Zirzow scores team-high 18 points in loss

After winning three of its last five games, the Lady Cardinals fell to Hillsdale University on Saturday night.

SVSU was up by two with 7:01 left in regulation, but the team wasn’t able to make a comeback after the Chargers made four 3-pointers within a three-minute time span, falling by a score of 71-59.

“When it was time to really decide who was going to win that game, Hillsdale made the plays to do it,” said head coach Jamie Pewinski.

The Lady Cardinals have now lost three of their last six and sit at 6-18 overall and 4-13 in the GLIAC. With the win, the Chargers improve to SVSU shot 45.3 percent from the field, 68.4 percent from the free-throw line, 18.2 percent from behind the arch and committed 21 turnovers.

“We don’t shoot an extremely high percentage anyways, and we tend to play a little slower at times,” Pewinski said. “You miss out on those possessions and you just don’t get yourself a really good chance to be able to win.”

The Lady Cardinals took the early lead before the two teams battled for the remainder of the half.

“In the first half, we were shooting OK, we were playing all right when we got shots, but we would go stretches where we would turn it over five or six times in a row, and you just have no chance of winning,” Pewinski said.

With 3:33 left in the half, freshmen forward Samantha Zirzow scored 10 points to bring the Cardinals to within four going into the half, 34-30.

“We’re putting a lot of pressure on her as a freshmen to really make plays for us and be someone offensively that we can count on,” Pewinski said. “In the last couple of weeks she’s really stepped up.”

Zirzow ended the night with a team-high 18 points.

After the break, the Lady Cardinals slowly battled their way back into the game.

With 9:07 left in regulation, junior center Grace Herzog made a layup that tied the game up for the first time since the first five minutes of the game.

“In the second half, I felt we did a little better of a job,” Pewinski said. “There’s just that stretch there where we lose focus, we don’t pay attention to what we’re doing and we make stupid turnovers.

“We’re not throwing it away, which helps a little bit, but it puts a lot of pressure on your defense to really get stops.”

The teams battled back and forth for three minutes before Hillsdale’s freshman guard Kadie Lowery sank a three-pointer to put the team up by five, 62-57.

In the next three minutes, Lowery sank two more threes and junior guard Leah Jones added one more, putting the Chargers up 71-59. Both Lowery and Jones ended the night with 12 points.

“The biggest part of that was number 14, Harrison, was really making plays for them,” Pewinski said. “She didn’t score a lot, but she did what seniors do – when someone’s trying to take away your points, you drive and make plays for your teammates, and that’s what she did.”

Unable to come back from this attack, the Lady Cardinals fell to the Chargers 72-63.

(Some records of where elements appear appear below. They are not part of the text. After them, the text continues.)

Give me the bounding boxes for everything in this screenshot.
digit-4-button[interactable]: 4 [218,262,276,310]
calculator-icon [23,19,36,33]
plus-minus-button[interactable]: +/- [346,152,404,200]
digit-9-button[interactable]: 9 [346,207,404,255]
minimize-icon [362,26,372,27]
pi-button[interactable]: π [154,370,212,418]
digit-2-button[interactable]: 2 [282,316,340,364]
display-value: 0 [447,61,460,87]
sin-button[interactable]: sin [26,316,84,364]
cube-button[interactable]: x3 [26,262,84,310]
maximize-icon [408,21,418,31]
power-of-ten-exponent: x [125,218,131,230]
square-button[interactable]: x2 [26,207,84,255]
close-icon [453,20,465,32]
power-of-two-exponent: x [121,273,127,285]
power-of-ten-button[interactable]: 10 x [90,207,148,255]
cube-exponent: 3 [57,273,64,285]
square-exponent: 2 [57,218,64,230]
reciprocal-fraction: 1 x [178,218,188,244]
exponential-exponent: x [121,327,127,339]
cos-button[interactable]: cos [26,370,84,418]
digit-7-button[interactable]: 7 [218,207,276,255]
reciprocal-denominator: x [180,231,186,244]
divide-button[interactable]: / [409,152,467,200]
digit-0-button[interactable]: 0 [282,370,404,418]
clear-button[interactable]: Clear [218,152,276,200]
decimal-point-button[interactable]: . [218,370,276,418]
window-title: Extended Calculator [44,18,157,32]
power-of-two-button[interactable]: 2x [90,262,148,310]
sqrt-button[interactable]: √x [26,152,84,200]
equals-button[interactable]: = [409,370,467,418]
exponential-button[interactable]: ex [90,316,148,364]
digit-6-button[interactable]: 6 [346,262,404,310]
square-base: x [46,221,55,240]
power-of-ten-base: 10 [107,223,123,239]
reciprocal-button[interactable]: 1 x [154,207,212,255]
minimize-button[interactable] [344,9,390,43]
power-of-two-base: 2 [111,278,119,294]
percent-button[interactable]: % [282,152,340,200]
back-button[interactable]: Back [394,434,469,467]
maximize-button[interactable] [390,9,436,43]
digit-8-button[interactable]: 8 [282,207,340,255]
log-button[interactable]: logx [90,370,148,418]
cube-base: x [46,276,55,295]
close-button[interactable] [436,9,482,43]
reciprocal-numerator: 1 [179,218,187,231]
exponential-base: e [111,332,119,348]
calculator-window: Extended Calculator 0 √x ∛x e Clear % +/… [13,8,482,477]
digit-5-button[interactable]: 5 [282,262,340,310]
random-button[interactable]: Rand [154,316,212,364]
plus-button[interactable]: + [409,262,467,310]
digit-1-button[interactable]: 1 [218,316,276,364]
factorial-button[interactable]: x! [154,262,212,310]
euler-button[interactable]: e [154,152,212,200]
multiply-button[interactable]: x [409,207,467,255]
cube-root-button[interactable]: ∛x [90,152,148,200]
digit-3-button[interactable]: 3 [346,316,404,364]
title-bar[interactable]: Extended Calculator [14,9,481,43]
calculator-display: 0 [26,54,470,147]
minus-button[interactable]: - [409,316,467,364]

Pewinski said that while the team hasn’t learned how to knuckle down in close matchups, it is getting better.

“We haven’t been in this situation of a lot of close games. We haven’t been where we have a team on the ropes,” Pewinski said. “We have to have that knockout punch, but we don’t know how to do it.

“You have to play smarter, you have to play tougher, you have to really knuckle down and play better defense and not give the other team a chance.”

The Lady Cardinals will be back in action Thursday, Feb. 23, when head to the Upper Peninsula to face Michigan Tech. Tipoff is at 5:30 p.m.